Many of us are struggling with the real and the fake – but if you’re willing to pay enough, you don’t have to worry about it. Your host collaborates with 99% Invisible on a story about the Emeco Navy chair (the real one and the knockoffs). Artist Sam Stewart introduces us to a creature and his luxurious useless furniture. Starlee Kine of Mystery Show explains that my real podcasting problem isn’t the real vs fake but ads… and it’s true, dear listeners, because without more ad money, this means I might have to let my amazing producer Andrew Callaway go! Unless our new ICO pulls in millions! Learn all about it.
The Torpedo Proof Chair
The Navy needed an indestructible chair. Emeco got the contract because it had a lightweight aluminum super strong chair – and the founder proved this by throwing it off an eight story building. The contract this feat won them kept the company afloat for decades… but things weren’t looking so great for Emeco when Gregg Buchbinder took over in the 1990s. But he discovered the chair was beloved by designers and architects around the world and he turned things around.
But this newfound popularity led to some new challenges.
A real Emeco Navy chair vs. a Restoration Hardware Naval chair.
Gregg Buchbinder uses Emeco’s trade dress protection to fight the fakes. For him, the worst things about the knockoffs chairs are how disposable they are. His chair is made with a 77-step process in the USA and will last forever — Navy Chairs made in the 1940s are still in circulation — while the knockoffs rust, break and fill landfills.
He’s been pretty successful at taking down the knockoffs from bigger companies. He’s won battles IKEA and Restoration Hardware — but the one chair that he can’t take down is Crate & Barrel’s Delta chair.
A real Emeco Navy chair vs. a Crate & Barrel Delta chair.

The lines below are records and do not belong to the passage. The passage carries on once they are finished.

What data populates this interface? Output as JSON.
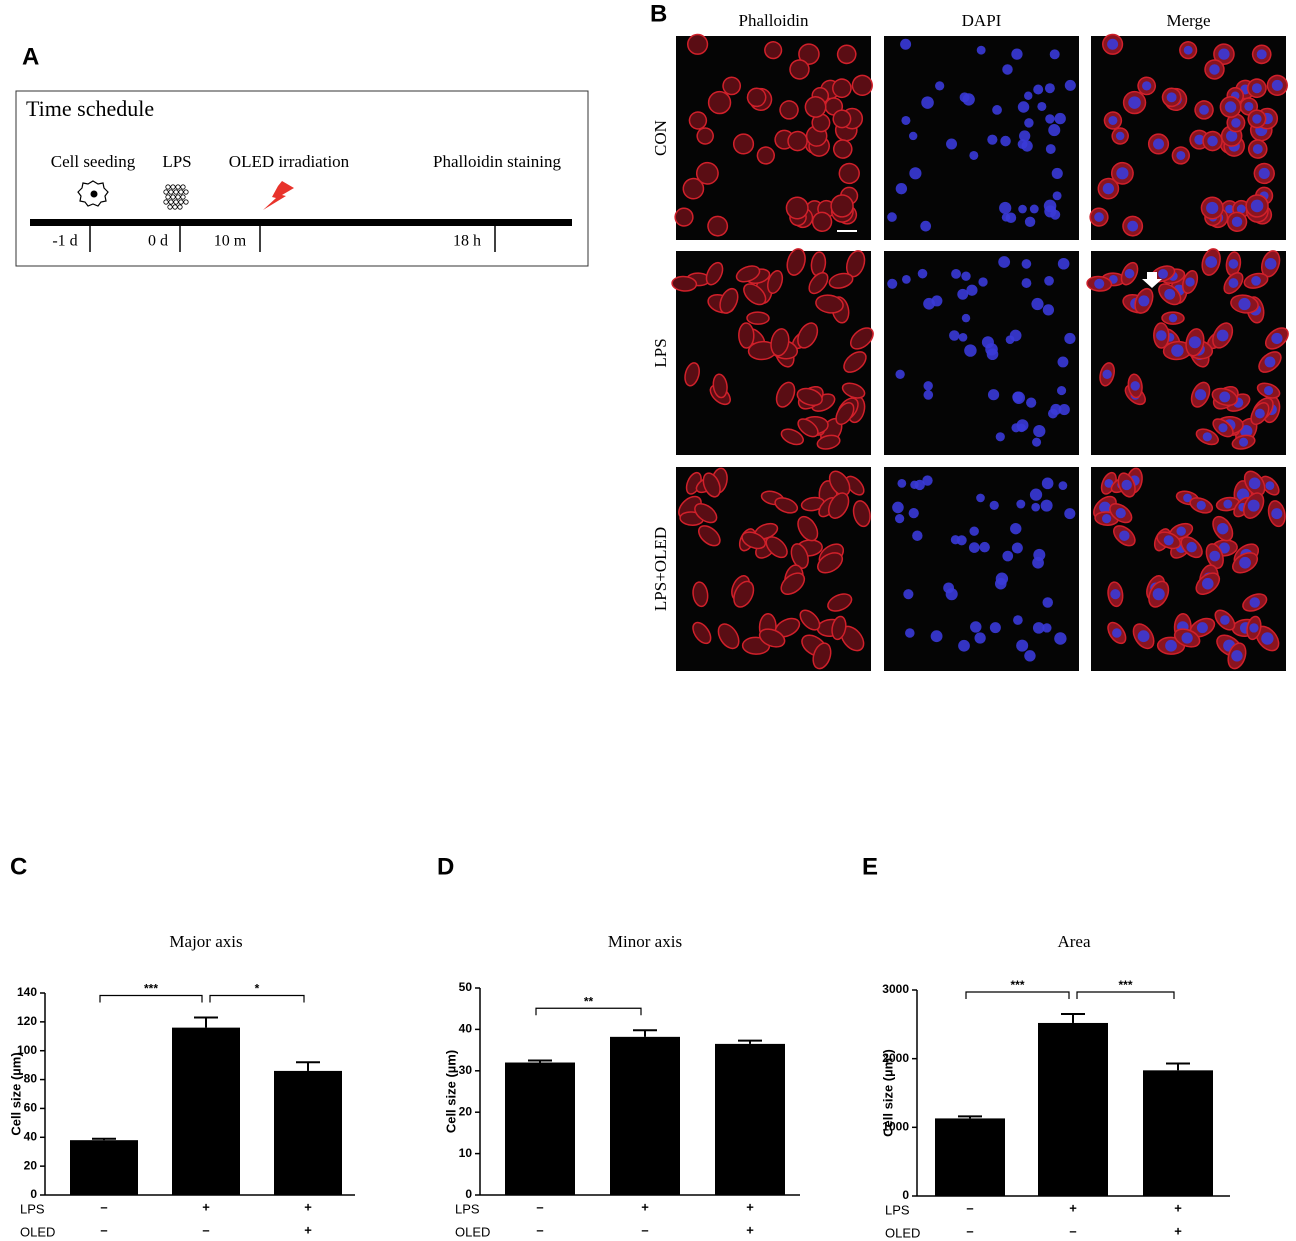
{
  "panel_a": {
    "letter": "A",
    "title": "Time schedule",
    "events": [
      "Cell seeding",
      "LPS",
      "OLED irradiation",
      "Phalloidin  staining"
    ],
    "timepoints": [
      "-1 d",
      "0 d",
      "10 m",
      "18 h"
    ]
  },
  "panel_b": {
    "letter": "B",
    "columns": [
      "Phalloidin",
      "DAPI",
      "Merge"
    ],
    "rows": [
      "CON",
      "LPS",
      "LPS+OLED"
    ]
  },
  "chart_data": [
    {
      "type": "bar",
      "letter": "C",
      "title": "Major axis",
      "y_label": "Cell size (µm)",
      "values": [
        38,
        116,
        86
      ],
      "errors": [
        1,
        7,
        6
      ],
      "color": "#000000",
      "ylim": [
        0,
        140
      ],
      "yticks": [
        0,
        20,
        40,
        60,
        80,
        100,
        120,
        140
      ],
      "conditions": [
        {
          "label": "LPS",
          "signs": [
            "–",
            "+",
            "+"
          ]
        },
        {
          "label": "OLED",
          "signs": [
            "–",
            "–",
            "+"
          ]
        }
      ],
      "brackets": [
        "***",
        "*"
      ]
    },
    {
      "type": "bar",
      "letter": "D",
      "title": "Minor axis",
      "y_label": "Cell size (µm)",
      "values": [
        32,
        38.2,
        36.5
      ],
      "errors": [
        0.5,
        1.6,
        0.8
      ],
      "color": "#000000",
      "ylim": [
        0,
        50
      ],
      "yticks": [
        0,
        10,
        20,
        30,
        40,
        50
      ],
      "conditions": [
        {
          "label": "LPS",
          "signs": [
            "–",
            "+",
            "+"
          ]
        },
        {
          "label": "OLED",
          "signs": [
            "–",
            "–",
            "+"
          ]
        }
      ],
      "brackets": [
        "**"
      ]
    },
    {
      "type": "bar",
      "letter": "E",
      "title": "Area",
      "y_label": "Cell size (µm²)",
      "values": [
        1130,
        2520,
        1830
      ],
      "errors": [
        30,
        130,
        100
      ],
      "color": "#000000",
      "ylim": [
        0,
        3000
      ],
      "yticks": [
        0,
        1000,
        2000,
        3000
      ],
      "conditions": [
        {
          "label": "LPS",
          "signs": [
            "–",
            "+",
            "+"
          ]
        },
        {
          "label": "OLED",
          "signs": [
            "–",
            "–",
            "+"
          ]
        }
      ],
      "brackets": [
        "***",
        "***"
      ]
    }
  ]
}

The Delta chair is just different enough that Emeco can’t go after them but he still believes them to be knockoffs. Sure, they took out the crossbar, but the butt divot is still there… and they even kept the signature welds on the back of the vertical bars.
Christopher Sprigman wrote a book called the Knockoff Economy in which he argues that lookalikes and fakes are actually a net good for society. The Emeco Navy chair costs over $500 — not a seat for the masses. The knockoffs are democratizing, allowing for regular people to make similar aesthetic choices to rich people.
But how real is this knockoff? To find out, I decided to use the same test that won over the Navy… the throwing-it-off-an-eight-story-building-story test. It didn’t do well.
To conclude my rounds of getting advice from podcasters, I talk to one of the masters of helping people… Starlee Kine. It turns out she’s been thinking a lot about the real and the fake.
She told me that this thing about having ads in the middle of shows is the real/fake problem manifesting itself in the podcasting world. In fact, it’s part of the reason she has no plans to come back to podcasting… because it almost seems like there’s no way to do this without relying on the ad model.
But we here at Theory of Everything are trying out another way. That’s right… our ICO is real.